Correctly playing for the win. Black will have two pawns for the exchange, but more importantly his pieces play a more active role. For example, contemplate the f1-bishop’s role. The overriding considerations for Kasparov in declining the repetition are the open files. White’s rooks will have to penetrate on c7, c8, e7, and/or e8. Since the bishop on h2 will cover c7 and the d7-bishop covers e8 and c8, the remaining “business square” is e7. Black’s king can always slide to f8, so that covers all the bases. <If White is without active rooks and saddled with a passive bishop, Black’s losing chances are nil.>>

<28 ... Rd8!

<An important principle in such positions is to avoid exchanging the major pieces when an exchange down.> The extra major piece acts as an important defender. Also, the difference in strength between rooks and minors are emphasized when the minors have to face the rook alone.>

Sep-07-08  notyetagm: 60 ... ♖f2xg2 0-1


click for larger view

http://www.chesscafe.com/yaz/yaz.htm:

<Adjourned, but White resigned without resuming. After 61.Kxe5 Bf6+ 62.Kxf6 Rxg8 63.Bxg8 d3 is a case of the overworked bishop. Another very impressive game by Kasparov.>


click for larger view

And now the light-squared White g8-bishop will soon be <OVERWORKED> as it will not be possible for the White bishop to prevent both the Black d3- and h4-passers from promoting by controlling only *one* diagonal.

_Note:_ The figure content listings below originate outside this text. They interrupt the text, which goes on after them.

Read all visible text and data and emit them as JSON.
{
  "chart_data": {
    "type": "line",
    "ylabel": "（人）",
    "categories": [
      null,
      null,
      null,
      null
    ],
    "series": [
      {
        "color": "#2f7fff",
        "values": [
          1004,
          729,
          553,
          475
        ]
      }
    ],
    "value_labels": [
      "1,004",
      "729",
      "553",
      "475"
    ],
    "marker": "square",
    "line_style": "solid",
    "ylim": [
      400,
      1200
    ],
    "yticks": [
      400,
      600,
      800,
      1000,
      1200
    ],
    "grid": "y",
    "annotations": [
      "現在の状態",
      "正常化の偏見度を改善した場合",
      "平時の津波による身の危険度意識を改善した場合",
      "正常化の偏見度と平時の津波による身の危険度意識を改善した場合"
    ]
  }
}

Sep-07-08  notyetagm: <lopium: 13.Rxe3 !! I don't really understand the sacrifice. Maybe only positional, but I guess Kasparov wouldn't have played this move against Deep Junior!>

http://www.chesscafe.com/text/yaz85...:

<Yes, indeed! Kasparov, like no other, believes in his ideas. For a full explanation about this sacrifice read my book, Five Crowns.>

Seirawan is saying that he explains this <EXCHANGE SACRIFICE> 13 ... ♖e8x♗e3! in detail in his "Five Crowns" book, as Kasparov first played this idea in his 1990 World Championship match against Karpov.

Jan-03-10  notyetagm: 28 ... ?


click for larger view

White has just played 28 ♖d1-e1, offering to trade rooks. Should Black acquiesce to the trade?

28 ... ♖e8-d8! (Seirawan)


click for larger view

Not just no, HELL NO!

http://www.chesscafe.com/text/yaz85...

Seirawan: <<An important principle in such positions is to avoid exchanging the major pieces when an exchange down.> The extra major piece acts as an important defender. Also, the difference in strength between rooks and minors are emphasized when the minors have to face the rook alone.>

That is,

♖♖ > ♖♗

but

♖ >> ♗

I made this *exact* strategic mistake in a club game recently, trading off rooks when down the exchange in an endgame. I thought my centralized knight would be strong enough to fight the rook but it was <NO MATCH>. Rooks are just *overwhelmingly* strong in the endgame, much much much stronger than a minor piece.

Jan-03-10  notyetagm: See Wheeler vs notyetagm December Demolition Sven Brask Chess Club 2009 for all the gory details.
Jan-04-10  kingsindian2006: this is a hidden gem of kaspy... beauty of a game
Mar-31-12  PinnedPiece: GTM: Score 85 Par 98

Me skunked although I did go Bg1 before Kasparov, to remove the h2 pawn. Didn't have a lot of time to get through this lengthy game. Very enjoyable, however.

Apr-15-12  Hankanintetrolla: The black bishop in KID is a killer.
Apr-15-12
Premium Chessgames Member
  moronovich: <Hankanintetrolla>

Quite a handle youve got there ;)

May-05-16
Premium Chessgames Member
  Honza Cervenka: 21.Nc2 was bad. 21.a3 allows black to force draw immediately with 21...Na2 22.Rb3 (the Rook must stay on the third rank to cover point e3) 22...Nc1 23.Rc3 Na2 etc., and he is not forced to do that but I don't see any clear way to significant advantage there at least. Also 21.a4 can be worth of consideration.
May-05-16
Premium Chessgames Member
  Honza Cervenka: 47.Be4 could have been better than 47.Ke2. If black plays 47...Ne3+, then 48.Ke2 Nxg2 49.Rxd4 seems to be more defensible ending for white than that in the game.